Adventures in Isolation
Last July I was a living kidney donor for my husband. We were very fortunate to be part of the NHS Kidney Sharing Scheme which allowed me to donate to a stranger and and my husband to receive one in return from someone else. It's an incredible feat of logistics and we were so grateful to be part of it as most patients who need a kidney have to wait on the National List for a deceased donor and the wait on average is 3 years.
Why I am I telling you this? Well, post op my husband and I were both of work and home for about 3 months. And now nine months on we find ourselves in a similar position due to his high vulnerability as a transplant patient with a lowered immune system. That period of three months last summer taught us a lot about to last a long period stuck at home with someone and now feels like a good time to share those lessons because let's face it - there are limits on how much time you can spend with one person, no matter how much you love them!

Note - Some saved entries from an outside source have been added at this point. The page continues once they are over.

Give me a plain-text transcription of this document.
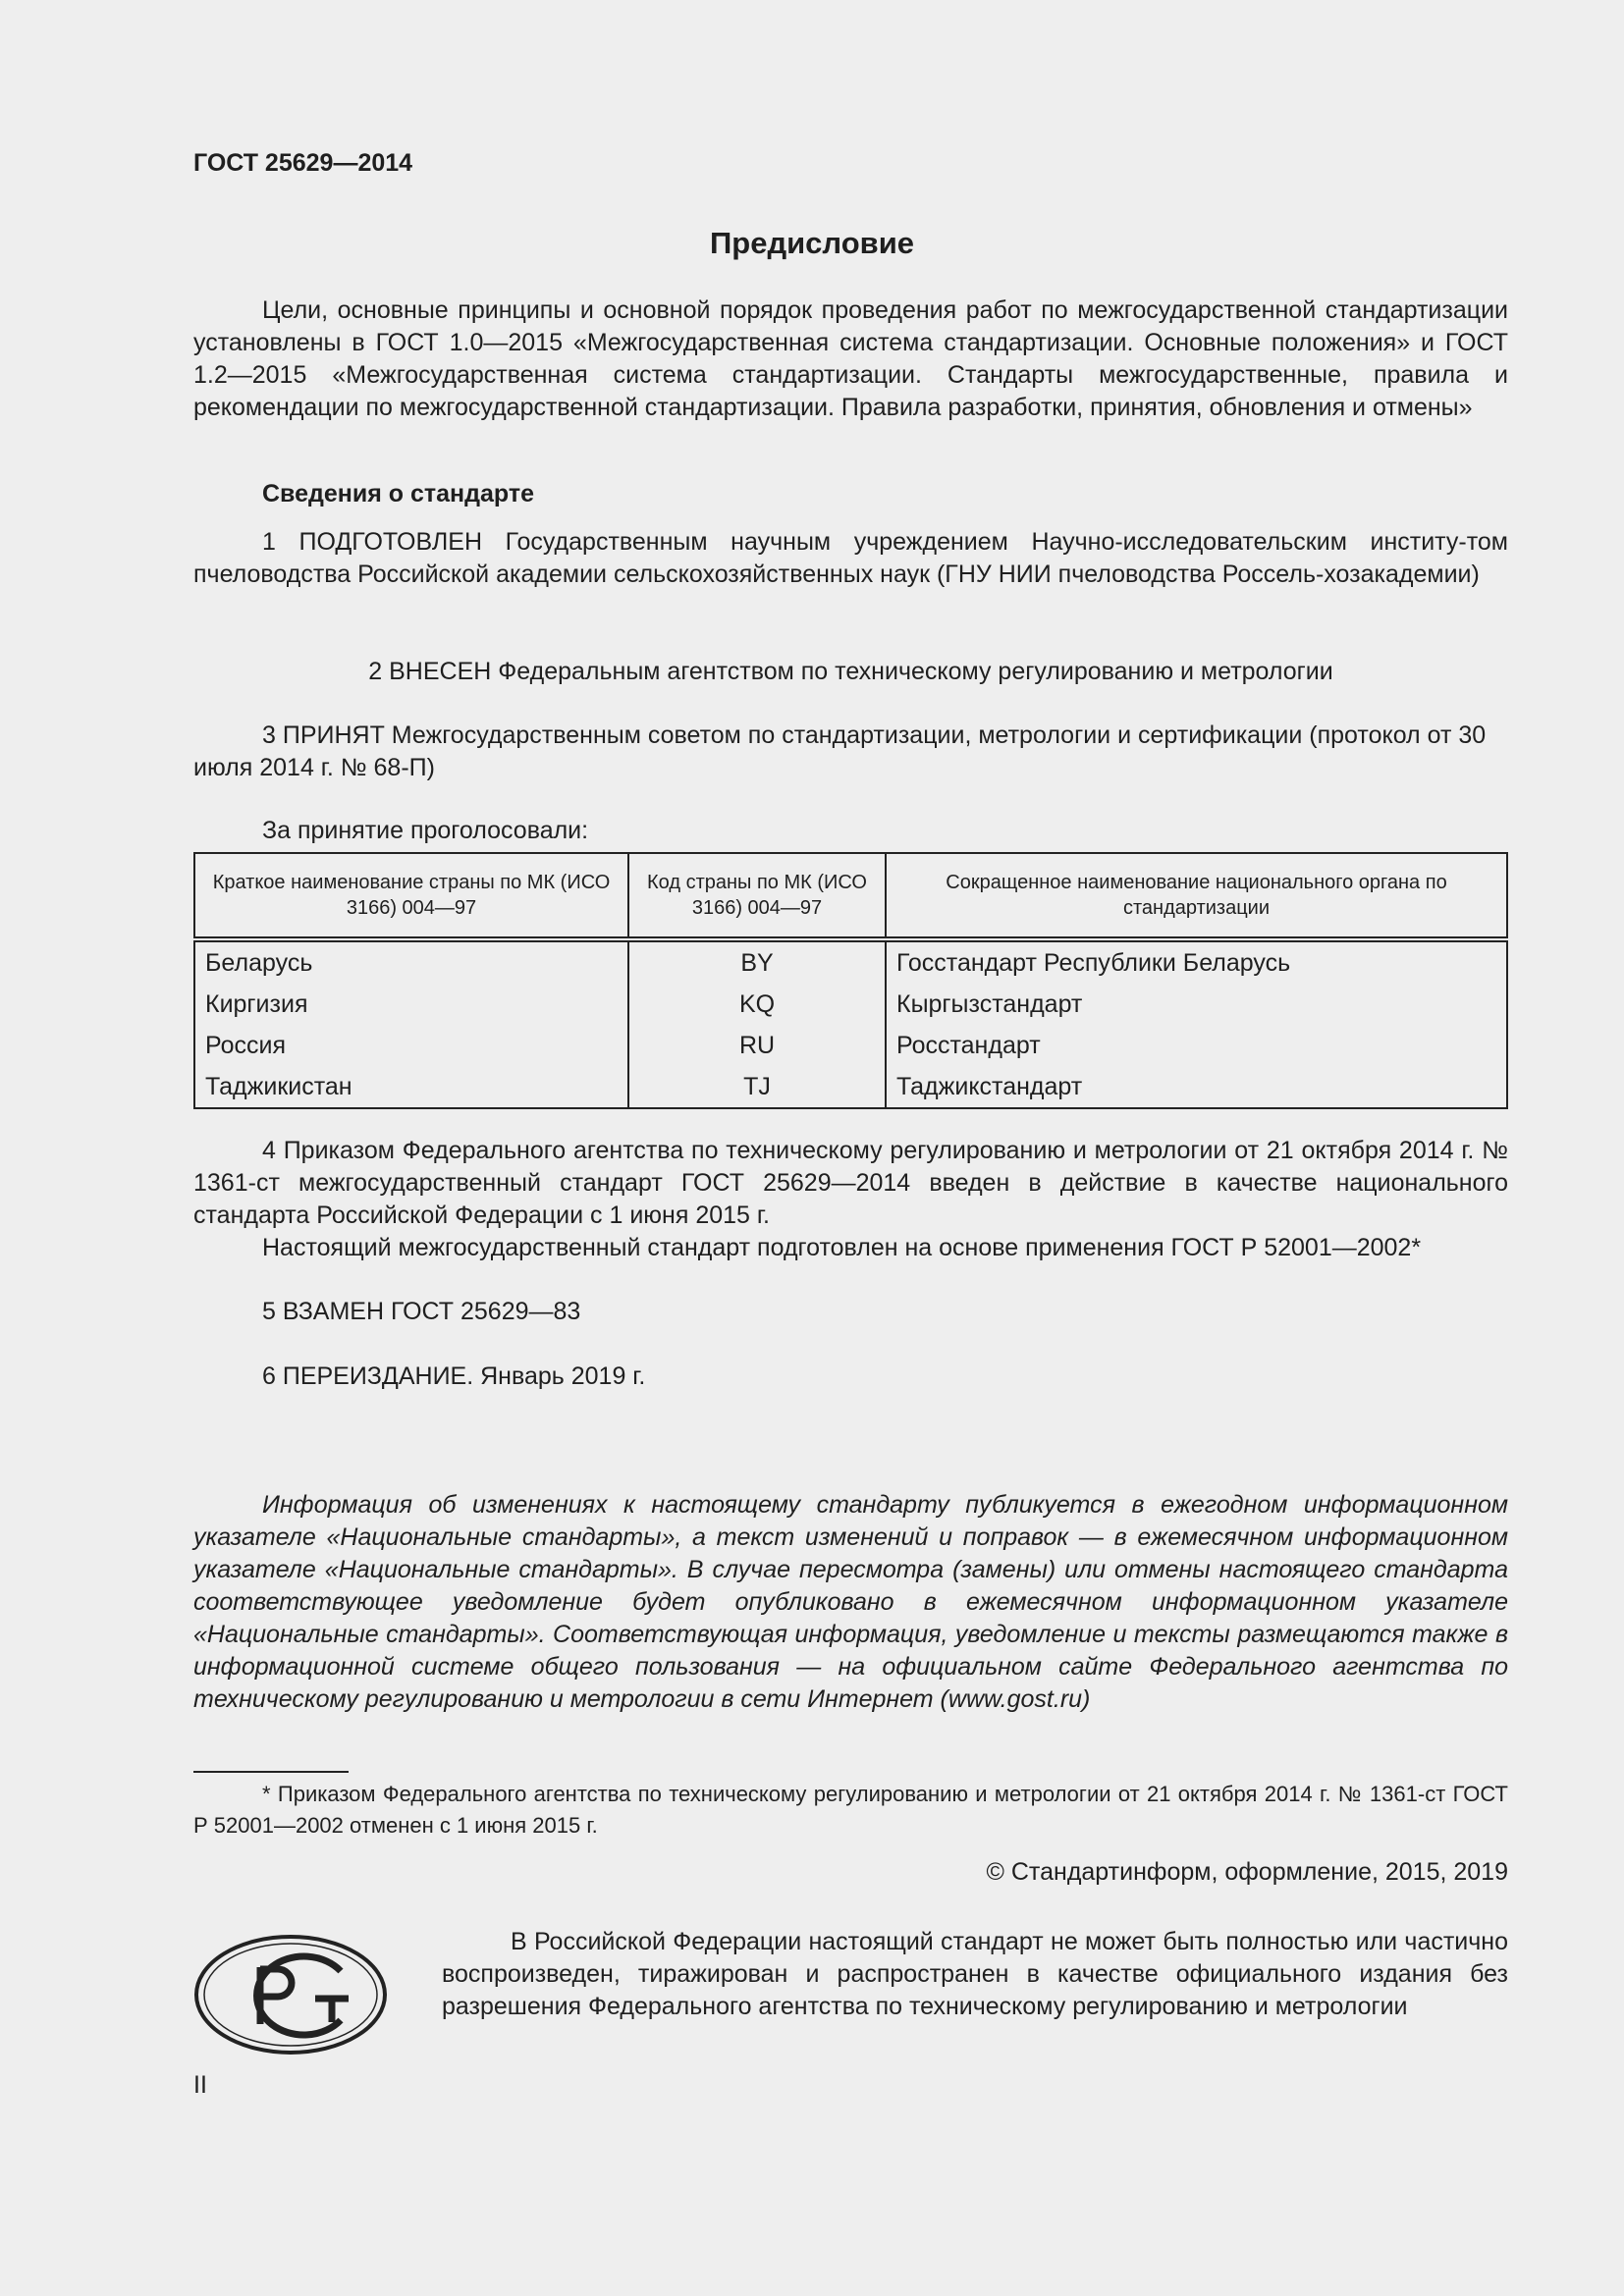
ГОСТ 25629—2014
Предисловие
Цели, основные принципы и основной порядок проведения работ по межгосударственной стандартизации установлены в ГОСТ 1.0—2015 «Межгосударственная система стандартизации. Основные положения» и ГОСТ 1.2—2015 «Межгосударственная система стандартизации. Стандарты межгосударственные, правила и рекомендации по межгосударственной стандартизации. Правила разработки, принятия, обновления и отмены»
Сведения о стандарте
1 ПОДГОТОВЛЕН Государственным научным учреждением Научно-исследовательским институ-том пчеловодства Российской академии сельскохозяйственных наук (ГНУ НИИ пчеловодства Россель-хозакадемии)
2 ВНЕСЕН Федеральным агентством по техническому регулированию и метрологии
3 ПРИНЯТ Межгосударственным советом по стандартизации, метрологии и сертификации (протокол от 30 июля 2014 г. № 68-П)
За принятие проголосовали:
Краткое наименование страны по МК (ИСО 3166) 004—97	Код страны по МК (ИСО 3166) 004—97	Сокращенное наименование национального органа по стандартизации
Беларусь	BY	Госстандарт Республики Беларусь
Киргизия	KQ	Кыргызстандарт
Россия	RU	Росстандарт
Таджикистан	TJ	Таджикстандарт
4 Приказом Федерального агентства по техническому регулированию и метрологии от 21 октября 2014 г. № 1361-ст межгосударственный стандарт ГОСТ 25629—2014 введен в действие в качестве национального стандарта Российской Федерации с 1 июня 2015 г.
Настоящий межгосударственный стандарт подготовлен на основе применения ГОСТ Р 52001—2002*
5 ВЗАМЕН ГОСТ 25629—83
6 ПЕРЕИЗДАНИЕ. Январь 2019 г.
Информация об изменениях к настоящему стандарту публикуется в ежегодном информационном указателе «Национальные стандарты», а текст изменений и поправок — в ежемесячном информационном указателе «Национальные стандарты». В случае пересмотра (замены) или отмены настоящего стандарта соответствующее уведомление будет опубликовано в ежемесячном информационном указателе «Национальные стандарты». Соответствующая информация, уведомление и тексты размещаются также в информационной системе общего пользования — на официальном сайте Федерального агентства по техническому регулированию и метрологии в сети Интернет (www.gost.ru)
* Приказом Федерального агентства по техническому регулированию и метрологии от 21 октября 2014 г. № 1361-ст ГОСТ Р 52001—2002 отменен с 1 июня 2015 г.
© Стандартинформ, оформление, 2015, 2019
В Российской Федерации настоящий стандарт не может быть полностью или частично воспроизведен, тиражирован и распространен в качестве официального издания без разрешения Федерального агентства по техническому регулированию и метрологии
II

So, to help get you through the next weeks and months as we all get used to spending time at home here are my tips on staying safe and sane.
Communication and connection. A big one and an important one. Whoever you are sharing space with, it's so important to keep up communications, especially when things are getting tense. Tell each other how you feel; ask for what you need; be open when your boundaries are challenged; put as much (or more) effort into listening as you do talking.
Communication is so important as we often make assumptions about what other people are thinking as well as assuming that people know what we are thinking. Saying it out loud clears up any doubt. And if you are home alone, then communication with other people via phone, Skype/Zoom, social media etc becomes even more important to make sure you still feel connected to the outside world. Check in with people and ask them to check in with you too.
Schedules and routines. If you are going to be working from home and sharing your space with someone, perhaps even home schooling too then you are going to need a schedule. As my husband is so vulnerable, we have had to go as far as schedule bathroom and meal times for each of us so we can minimise risk and exposure to any germs.
Even if you don't need to go that far, it's still going to be useful to have a schedule around who is making meals; when is work time and when is together time; when you want to have alone time and when you want company. Do you need to plan in meals so you can make sure you are getting proper breaks and good, nutritious food into you? Do you need to plan housekeeping chores so it's not all falling on one person?
Spending a lot of time at home can start to feel surreal so having structure - still getting up at a set time; getting washed & having breakfast; doing your morning practice. exercising etc - will all help you to feel a little more ordered and help keep you sane.
Self care. The Covid-19 virus is highly contagious and symptoms take 10-14 days to show up. That's why it is important to wash your hands often, and also be aware of your clothes, bags etc that if you take them outside the house and come in contact with other people may need a wipe down when you get home too.
This is also a great time to put a bit more focus on yourself and indulge in some restorative pampering. Give yourself a home manicure; take an extra long bath or shower; build up a mediation practice to help you feel more centred and grounded. Getting plenty of fresh air (at a distance!) is also a great way to top up your energy and feel more in touch with yourself and nature. If you are an extrovert then your self care may require you to find ways to be safely social - perhaps schedule a virtual drinks party via Face time with a friend, or join an online live yoga class?
Boundaries at a time like this are important too. Physically they help keep you safe if you ask people to keep their distance, but emotionally they can protect your energy too. Make sure those who are sharing your space are aware of your boundaries - what you will and will not accept, but also have them in place to help separate work/study from home. Avoid checking your emails in the evening; have a set time for when you start work, make time for lunch breaks and let work colleagues know you are going to be unavailable at those times.
Be gentle with yourself too. This is new for most of us and its going to take a while to get use to a new way of normal so being clear on your boundaries early on will help avoid overwhelm as time goes on.
They are probably the key ones - get those right as strong foundation that you can build from and wrap the whole thing up with kindness and patience. This is a time of unprecedented crisis and uncertainty for the whole planet and it feels like it could lead us to a time of collective healing also. And that starts with compassion and understanding for each other and ourselves.
I don't know what comes next or what the world will look like when it comes to pass, I just know for now we only have each other and the most vulnerable of us are dependent on those who are stronger to act in the favour of the greater good.